As he watched the two walk away, Caleb scratched his head in confusion. “I wonder what that was about,” he said with a sigh.

“You're sure you haven't offended her in some way?”

“Of course I'm sure,” Caleb sighed. “Come on, let's go check the other spots.”

It took another hour, but Caleb and Hope soon finished their routine inspection of the usual sap spots. Hope sighed as she wiped some dirt from her clothes.

“So tedious. Why can't we set up cameras to watch the sap spots instead?”

“We can't use any kind of technology without express permission from Computer,” Caleb replied. “Cameras weren't cleared for this job, so we can't use them.”

“Why? Does he just want to make our lives harder?”

“Computer's probably worried it might affect nature, especially if we leave them lying around. It's a little overbearing, but we are supposed to be helping nature recover, after all. Not much we can do about it.”

“Maybe Computer should see how hard of a time we're having finding this butterfly. Is it alright to waste all this manpower here when we could be better used elsewhere?”

“Computer wasn't programmed to care that much about efficiency,” called out a voice from behind. It belonged to Joseph, who walked up to them in his mud-covered clothes. “After all, we have centuries to revitalize the earth. What's the harm in taking our time with one job?”

“Joseph,” Caleb called out as he greeted him with a nod. “How's the search going for you?”

“Nothing yet,” Joseph replied. “Well, that's how it goes. Finding butterflies can be rough in ideal conditions, so imagine how hard it'd be in the winter.”

Caleb looked around. He noted a few remainers searching around the area, but no one that looked like they were on their own or waiting for anyone in particular. “Now that I think on it, where's your partner, Joseph? I've only ever seen you working alone?”

A somewhat forlorn expression appeared on Joseph's face. “To be honest, I don't have one right now. We sort of had a little fight before I came here.”

“A fight? What about?”

“They got tired of me, I guess. Not everyone is in love with the idea of taking things slowly. When I said I wanted to spend some time looking for the golden-arched butterfly, they said I could go and do it on my own.”

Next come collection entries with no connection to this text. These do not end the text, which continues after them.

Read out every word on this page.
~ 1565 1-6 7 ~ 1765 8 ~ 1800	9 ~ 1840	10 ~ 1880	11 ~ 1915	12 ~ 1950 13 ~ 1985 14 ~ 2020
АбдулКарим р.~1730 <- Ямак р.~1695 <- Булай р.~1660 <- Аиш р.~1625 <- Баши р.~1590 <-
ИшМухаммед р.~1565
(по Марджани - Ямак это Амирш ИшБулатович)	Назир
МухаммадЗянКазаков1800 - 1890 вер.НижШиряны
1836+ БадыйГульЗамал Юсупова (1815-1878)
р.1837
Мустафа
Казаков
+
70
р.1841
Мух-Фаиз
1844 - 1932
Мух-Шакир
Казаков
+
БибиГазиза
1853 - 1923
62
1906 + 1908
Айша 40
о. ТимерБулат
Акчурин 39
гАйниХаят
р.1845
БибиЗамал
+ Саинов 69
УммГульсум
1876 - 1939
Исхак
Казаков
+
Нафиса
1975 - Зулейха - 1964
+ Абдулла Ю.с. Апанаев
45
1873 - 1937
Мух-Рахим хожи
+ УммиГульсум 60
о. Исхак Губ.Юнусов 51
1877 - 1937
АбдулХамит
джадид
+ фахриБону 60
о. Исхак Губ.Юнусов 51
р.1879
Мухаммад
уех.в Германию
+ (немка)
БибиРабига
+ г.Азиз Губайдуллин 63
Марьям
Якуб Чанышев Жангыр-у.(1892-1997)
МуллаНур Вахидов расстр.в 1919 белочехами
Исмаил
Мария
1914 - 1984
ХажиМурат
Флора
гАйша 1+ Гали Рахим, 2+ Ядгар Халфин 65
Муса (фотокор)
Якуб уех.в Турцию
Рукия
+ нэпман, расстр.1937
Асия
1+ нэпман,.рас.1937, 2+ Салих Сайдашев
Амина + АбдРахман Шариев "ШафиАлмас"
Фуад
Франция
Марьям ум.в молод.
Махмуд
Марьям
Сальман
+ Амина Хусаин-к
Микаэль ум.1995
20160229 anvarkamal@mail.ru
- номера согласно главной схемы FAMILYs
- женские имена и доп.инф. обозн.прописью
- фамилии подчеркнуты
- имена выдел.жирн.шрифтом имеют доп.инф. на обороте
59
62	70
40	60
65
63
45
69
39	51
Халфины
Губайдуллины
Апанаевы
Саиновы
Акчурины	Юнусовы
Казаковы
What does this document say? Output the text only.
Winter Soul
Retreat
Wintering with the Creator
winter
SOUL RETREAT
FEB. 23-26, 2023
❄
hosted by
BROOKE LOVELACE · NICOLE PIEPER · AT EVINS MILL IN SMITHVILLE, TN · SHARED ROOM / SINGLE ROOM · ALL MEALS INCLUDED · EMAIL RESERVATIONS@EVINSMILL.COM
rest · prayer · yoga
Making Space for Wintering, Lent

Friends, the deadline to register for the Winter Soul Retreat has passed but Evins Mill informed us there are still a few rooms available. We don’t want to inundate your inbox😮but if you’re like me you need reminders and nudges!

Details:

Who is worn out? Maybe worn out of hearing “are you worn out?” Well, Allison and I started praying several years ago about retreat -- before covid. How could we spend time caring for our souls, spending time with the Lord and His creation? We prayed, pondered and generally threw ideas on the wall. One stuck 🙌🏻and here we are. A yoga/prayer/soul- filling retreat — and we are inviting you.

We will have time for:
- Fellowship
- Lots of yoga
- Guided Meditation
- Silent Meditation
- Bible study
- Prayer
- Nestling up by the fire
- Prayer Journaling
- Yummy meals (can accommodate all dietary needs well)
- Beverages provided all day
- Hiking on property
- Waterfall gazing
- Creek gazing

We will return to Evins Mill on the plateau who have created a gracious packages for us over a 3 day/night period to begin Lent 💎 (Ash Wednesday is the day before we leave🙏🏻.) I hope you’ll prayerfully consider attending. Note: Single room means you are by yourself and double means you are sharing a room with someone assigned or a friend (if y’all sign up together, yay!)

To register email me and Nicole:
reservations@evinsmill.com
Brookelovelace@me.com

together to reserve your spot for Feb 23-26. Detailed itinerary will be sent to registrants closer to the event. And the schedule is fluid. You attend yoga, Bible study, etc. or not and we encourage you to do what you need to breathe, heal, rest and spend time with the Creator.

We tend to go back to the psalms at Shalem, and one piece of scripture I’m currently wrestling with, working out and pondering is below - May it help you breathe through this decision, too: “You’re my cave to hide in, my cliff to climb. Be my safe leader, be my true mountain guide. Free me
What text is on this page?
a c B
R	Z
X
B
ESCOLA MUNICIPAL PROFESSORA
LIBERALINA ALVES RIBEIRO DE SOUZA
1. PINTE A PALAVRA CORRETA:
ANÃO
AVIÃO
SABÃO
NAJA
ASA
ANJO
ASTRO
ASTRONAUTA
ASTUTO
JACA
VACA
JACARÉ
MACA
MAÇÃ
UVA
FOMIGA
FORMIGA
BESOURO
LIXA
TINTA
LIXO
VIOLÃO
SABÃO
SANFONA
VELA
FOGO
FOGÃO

Caleb couldn't do much else but nod. He had plenty of experience seeing his own partnerships break down, so he sympathized with the complicated feelings Joseph must have had. Though Hope was also reluctant to be searching for the butterfly, she also seemed to understand Joseph's position.

“It's my own fault,” Joseph said sheepishly when he noticed their concerned expressions. “I'm not the most outgoing guy, and I tend to obsess over insects in ways that creep others out. Maybe it's my fault for trying to indulge my passions, but I can't help it. That's why I thought that if I was in charge of conducting field research, at least I would be troubling others.”

“And that's why you're out here looking for a golden-arched butterfly, huh?” Caleb sighed. He certainly couldn't judge him–after all, he was only here on a whim as well. His curiosity felt small and insignificant compared to Joseph's motivations. It was inspiring, in a way; he had lived as a remainer for centuries, yet he still held on to his dreams and desires, things that were explicitly human.

“In any case, I should probably get going.” Joseph turned around and started to walk off. “Good luck on your own search, you guys.”

“Hold on!” Caleb called out. “Why don't we work together on this job?”

Joseph seemed surprised, as did Hope. “What do you mean?”

“Well, even though I'd like to find the butterfly, I'm not all that interested in the reward. Plus, after hearing your story, I can't think of anyone else who'd be better suited for the task of researching the new species anyways.”

“You sure? There's not really much in it for you.”

Caleb shrugged. “Hey, like I said – I was only ever doing this out of curiosity. As long as I get to be a part of the adventure, I'll be just fine. As for my partner, she's already used to going along with my whims.”

“You sure are bold to be saying that in front of me so easily,” Hope cut in, unamused. “Maybe I should also petition for a new partner.”

Joseph was surprised for a second, then let out a bewildered laugh. “You guys are pretty interesting. Okay, why not? No one ever said we couldn't cooperate.”

“Great!” Caleb stuck out a triumphant thumbs up. “So, what's the plan?”